The music critic David D. Duncan says that the album "sounds like a nostalgic big band on laughing gas".

Another music critic Ian Koss said that the "music on Sax Pax for a Sax is bold assertive-even at its most demure the saxophone can't help its brassy nature-powerful without losing grace". He also explains: "Increasingly larger groups of saxophones interplay in melodies that weave through kettledrum pillars in a way that is equal parts Philip Glass and Paul McCartney."

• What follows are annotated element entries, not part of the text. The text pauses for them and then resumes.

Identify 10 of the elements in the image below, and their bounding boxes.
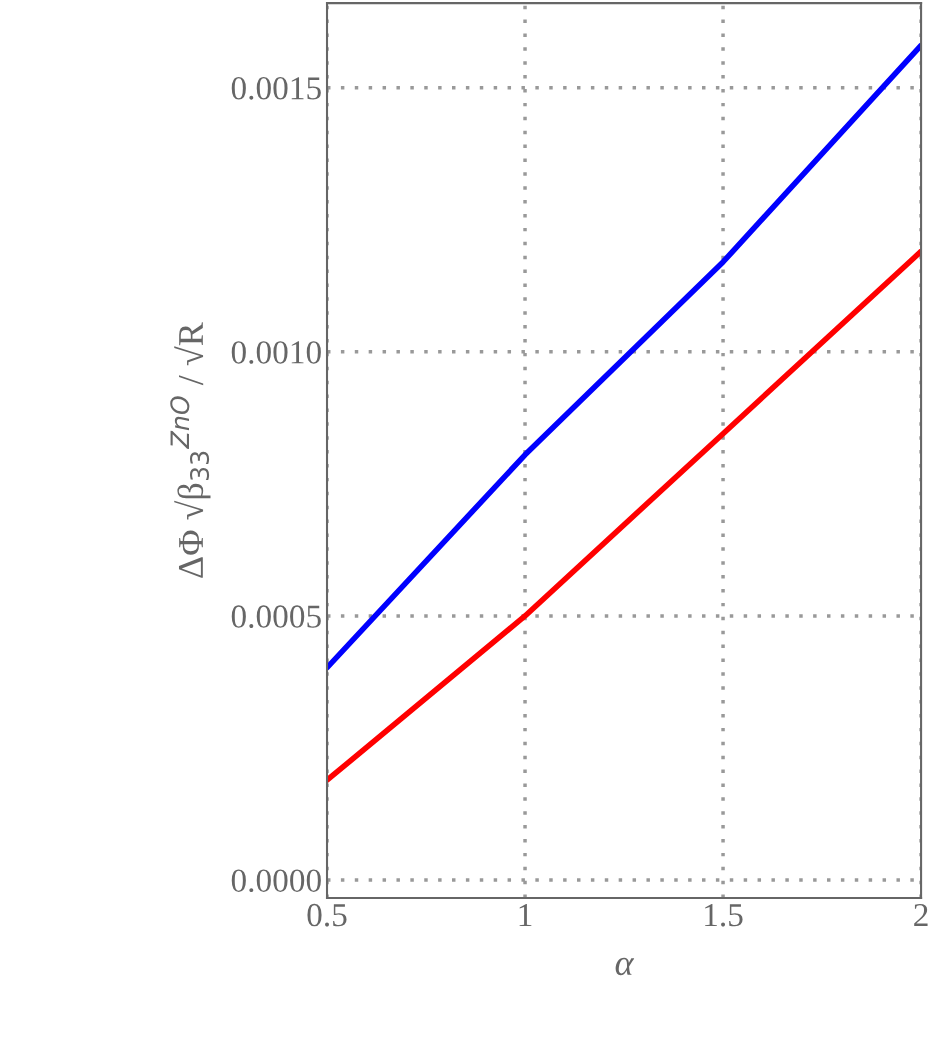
y-tick-label: 0.0000 bbox=[231, 869, 321, 893]
x-tick-label: 0.5 bbox=[307, 903, 347, 927]
y-axis-title: ΔΦ √β$_{33}$$^{ZnO}$ / √R bbox=[170, 322, 211, 578]
y-tick-label: 0.0010 bbox=[231, 341, 321, 364]
y-tick-label: 0.0015 bbox=[231, 77, 321, 100]
x-axis-title: α bbox=[615, 957, 635, 976]
x-tick-label: 1.5 bbox=[705, 904, 743, 927]
y-tick-label: 0.0005 bbox=[231, 605, 321, 628]
x-tick-label: 2 bbox=[914, 903, 928, 927]
x-tick-label: 1 bbox=[519, 904, 532, 927]
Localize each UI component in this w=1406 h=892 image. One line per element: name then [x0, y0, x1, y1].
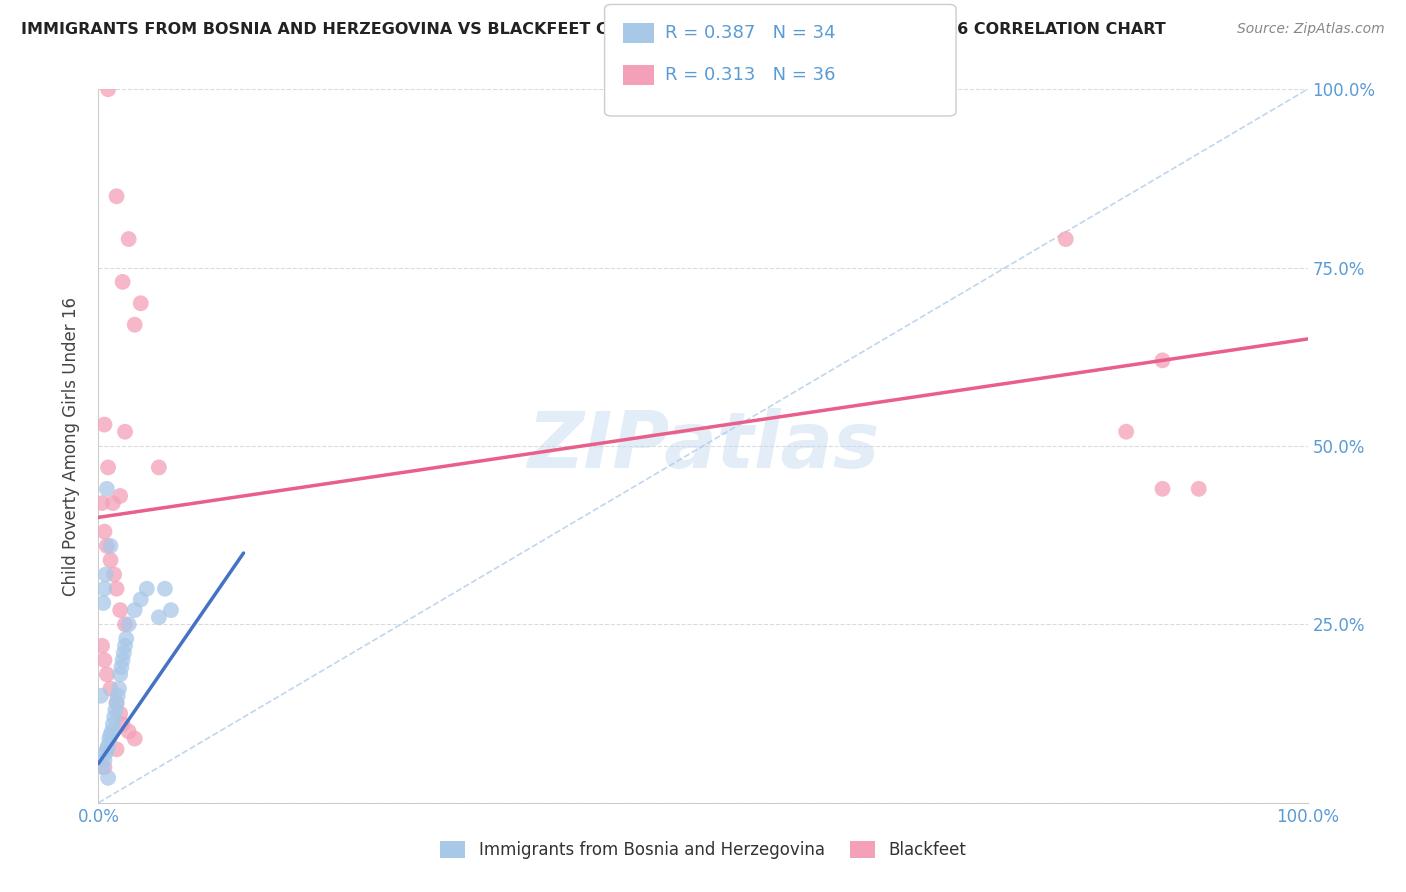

A review by John Murph for "JazzTimes" said: "A stargazing composer, Moondog's penchant for crafting accessible, yet utterly otherworldly melodies bridges European classical forms with American jazz sensibilities."

==Track listing==
1. Dog Trot
2. Paris
3. Bird's Lament
4. Sandalwood
5. Tout Suite No. 1 in F Major 1 Mov.
6. Tout Suite No. 1 in F Major 2 Mov.
7. Tout Suite No. 1 in F Major 3 Mov.
8. D for Danny
9. New Amsterdam
10. Sea Horse
11. Fiesta
12. Novette No. 1 in D Flat Major 1 Mov.
13. Novette No. 1 in D Flat Major 2 Mov.
14. Novette No. 1 in D Flat Major 3 Mov.
15. Single Foot
16. Mother's Whistler
17. Present for the Prez.
18. Shakespeare City
19. Golden Fleece
20. Hymn to Peace
21. EEC Lied

==Personnel==
The album features Moondog on the bass drum, Tim Redpath and Bradley Grant on the soprano sax, Rob Buckland, Bradley Grant and Simon Haram on the alto sax, Rob Buckland, Gareth Brady, and Andy Scott on the tenor sax, Jon Rebbeck and Chris Caldwell on the baritone sax, and Will Gregory on the bass sax. There are nine total saxophonists on this album and some songs will feature anywhere from just four of them to all nine. There are also other instruments and musicians featured such as Danny Thompson on the contra bass, Liam Noble on the piano, and Paul Clarvis on the snare drum.